EDIT: Just saw AD's post: No.. please.. don't disable warnings.. always compile with all warnings and make sure to get rid of them all. I know Microsoft's compiler is particularly nagging, but still, treat warnings as errors because they often hide a subtle one.

Edited 6 Years Ago by mike_2000_17: n/a

>>EDIT: Just saw AD's post: No.. please.. don't disable warnings.. always compile with all warnings and make sure to get rid of them all. I know Microsoft's compiler is particularly nagging, but still, treat warnings as errors because they often hide a subtle one.

In most (all other) cases I would agree with you. But the C functions are not depreciated by either C or C++ standards, and that's the only ones that count. Microsoft does not set the standards, even though they may be a major contributor. I don't mean to say there is anything wrong with using strcpy_s() instead of strcpy(), just that strcpy() is more convenient and can be just as safe.

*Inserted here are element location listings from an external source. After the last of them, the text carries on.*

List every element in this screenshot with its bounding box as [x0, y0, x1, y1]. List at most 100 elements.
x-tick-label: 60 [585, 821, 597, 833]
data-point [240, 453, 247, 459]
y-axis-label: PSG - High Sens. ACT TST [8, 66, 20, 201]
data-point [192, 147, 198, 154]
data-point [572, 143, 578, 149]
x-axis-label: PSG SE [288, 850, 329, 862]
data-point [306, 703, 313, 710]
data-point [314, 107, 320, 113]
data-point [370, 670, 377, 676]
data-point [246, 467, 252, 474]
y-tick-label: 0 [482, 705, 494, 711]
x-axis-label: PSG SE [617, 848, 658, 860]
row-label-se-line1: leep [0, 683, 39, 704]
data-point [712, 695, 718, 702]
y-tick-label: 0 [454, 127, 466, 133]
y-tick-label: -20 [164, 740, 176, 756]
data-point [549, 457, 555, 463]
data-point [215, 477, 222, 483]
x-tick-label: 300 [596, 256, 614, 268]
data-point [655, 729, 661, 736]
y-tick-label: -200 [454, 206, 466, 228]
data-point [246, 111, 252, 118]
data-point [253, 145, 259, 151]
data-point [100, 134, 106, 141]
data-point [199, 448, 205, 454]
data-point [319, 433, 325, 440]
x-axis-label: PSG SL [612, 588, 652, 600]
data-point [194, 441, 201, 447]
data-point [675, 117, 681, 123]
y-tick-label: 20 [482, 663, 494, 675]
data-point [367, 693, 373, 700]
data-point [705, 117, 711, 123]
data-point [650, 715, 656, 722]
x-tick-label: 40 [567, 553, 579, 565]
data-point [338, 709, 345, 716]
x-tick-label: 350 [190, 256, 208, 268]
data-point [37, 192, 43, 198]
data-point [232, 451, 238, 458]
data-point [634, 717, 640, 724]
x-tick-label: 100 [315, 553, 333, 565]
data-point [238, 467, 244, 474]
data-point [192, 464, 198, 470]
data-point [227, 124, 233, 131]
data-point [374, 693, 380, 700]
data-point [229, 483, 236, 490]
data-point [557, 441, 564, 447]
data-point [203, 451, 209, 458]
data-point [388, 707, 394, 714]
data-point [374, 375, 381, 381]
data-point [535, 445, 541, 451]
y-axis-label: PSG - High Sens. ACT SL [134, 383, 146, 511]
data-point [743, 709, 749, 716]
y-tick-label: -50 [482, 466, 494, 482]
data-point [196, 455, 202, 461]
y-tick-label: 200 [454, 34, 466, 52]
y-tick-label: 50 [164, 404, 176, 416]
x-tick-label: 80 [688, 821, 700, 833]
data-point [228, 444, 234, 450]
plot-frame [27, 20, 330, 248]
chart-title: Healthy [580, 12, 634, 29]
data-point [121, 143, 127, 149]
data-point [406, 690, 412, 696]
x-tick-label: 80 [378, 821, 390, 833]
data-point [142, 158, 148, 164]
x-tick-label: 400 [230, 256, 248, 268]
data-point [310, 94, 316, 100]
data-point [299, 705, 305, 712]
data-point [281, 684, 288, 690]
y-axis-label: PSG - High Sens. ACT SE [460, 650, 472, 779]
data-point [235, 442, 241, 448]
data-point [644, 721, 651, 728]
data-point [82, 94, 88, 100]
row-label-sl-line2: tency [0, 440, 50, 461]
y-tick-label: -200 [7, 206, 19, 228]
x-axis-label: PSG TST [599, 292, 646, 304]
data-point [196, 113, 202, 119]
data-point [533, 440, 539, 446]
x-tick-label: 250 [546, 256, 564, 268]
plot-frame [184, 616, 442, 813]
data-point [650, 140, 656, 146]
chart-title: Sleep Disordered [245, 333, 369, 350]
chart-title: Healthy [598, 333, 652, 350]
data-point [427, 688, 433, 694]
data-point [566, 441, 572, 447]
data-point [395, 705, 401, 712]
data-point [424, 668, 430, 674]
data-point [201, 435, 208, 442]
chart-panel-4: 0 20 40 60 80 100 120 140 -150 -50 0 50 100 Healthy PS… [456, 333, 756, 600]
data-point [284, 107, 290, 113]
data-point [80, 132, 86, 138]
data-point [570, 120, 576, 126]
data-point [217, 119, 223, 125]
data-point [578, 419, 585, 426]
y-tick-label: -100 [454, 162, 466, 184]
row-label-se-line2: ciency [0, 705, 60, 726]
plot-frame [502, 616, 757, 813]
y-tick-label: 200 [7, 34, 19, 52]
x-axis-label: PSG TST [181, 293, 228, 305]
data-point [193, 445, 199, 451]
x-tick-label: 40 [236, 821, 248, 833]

There are a number of instances where character arrays are more convenient than std::string. structures, binary files, databases, and socket programming are just a few of them.

>>But the C functions are not depreciated by either C or C++ standards, and that's the only ones that count.

I beg to differ, the implementers (or authors of the run-time libs) also count when it comes to deprecated functions. If the standard says a function is deprecated, it just means the lib implementers are no longer required to provide that function and might not, and that's why you need to avoid them even if your platform still has them. But MS compiler warnings about deprecated functions go the other way too, it can mean that the function is there because the standard requires that function to be there, but the implementer warns you that it might not be wise to use it.

Microsoft provides the C run-time libraries for its OS and it can happen that some of its functions, although kept to conform with standards, can have some hidden issues. MS calls them "security" issues, like they call everything else a "security issue" or "security update" or "security feature"... when really what they mean is they had screwed up the implementation before and now they "fixed" it, i.e. "more secure" as in "less chance of crashing", but now they are stuck with an old, backward-compatible version they don't recommend you use, without admitting it has a bug (and thus, marking it as deprecated).

I've had that problem in the past.. yes it can cause a real problem, it is not just a theoretical thing. It was years ago and I don't remember which function it was (one of those C functions that insidiously wraps a memory allocation). But I know I spent a LONG time looking for the bug (I mean months!), thinking deprecated functions were nothing to worry about, until I found a fine print on msdn (wish I could find it again!) that said one of those deprecated functions had something like only a "probable behavior", but no guaranteed behavior. In my case, it corrupted the heap: replacing it with a non-deprecated version fixed the problem.

I don't want to digress this thread any further... so lets just say, you can keep ignoring the deprecated functions in the windows CRT if you want, but if you find yourself with a really bad bug on your hands and have tried everything else, maybe replacing all the deprecated function calls could help. Of course, you wrap any non-standard function call in a preprocessor conditional, that goes without saying.

Final thought, sure you can use char arrays sometimes, i.e. "when you have no choice", and, with a stretch of the imagination, they might even be more convenient sometimes, but I still would not use any of the C functions that wrap memory allocations (so maybe sprintf, strcpy, strcmp, etc. are OK).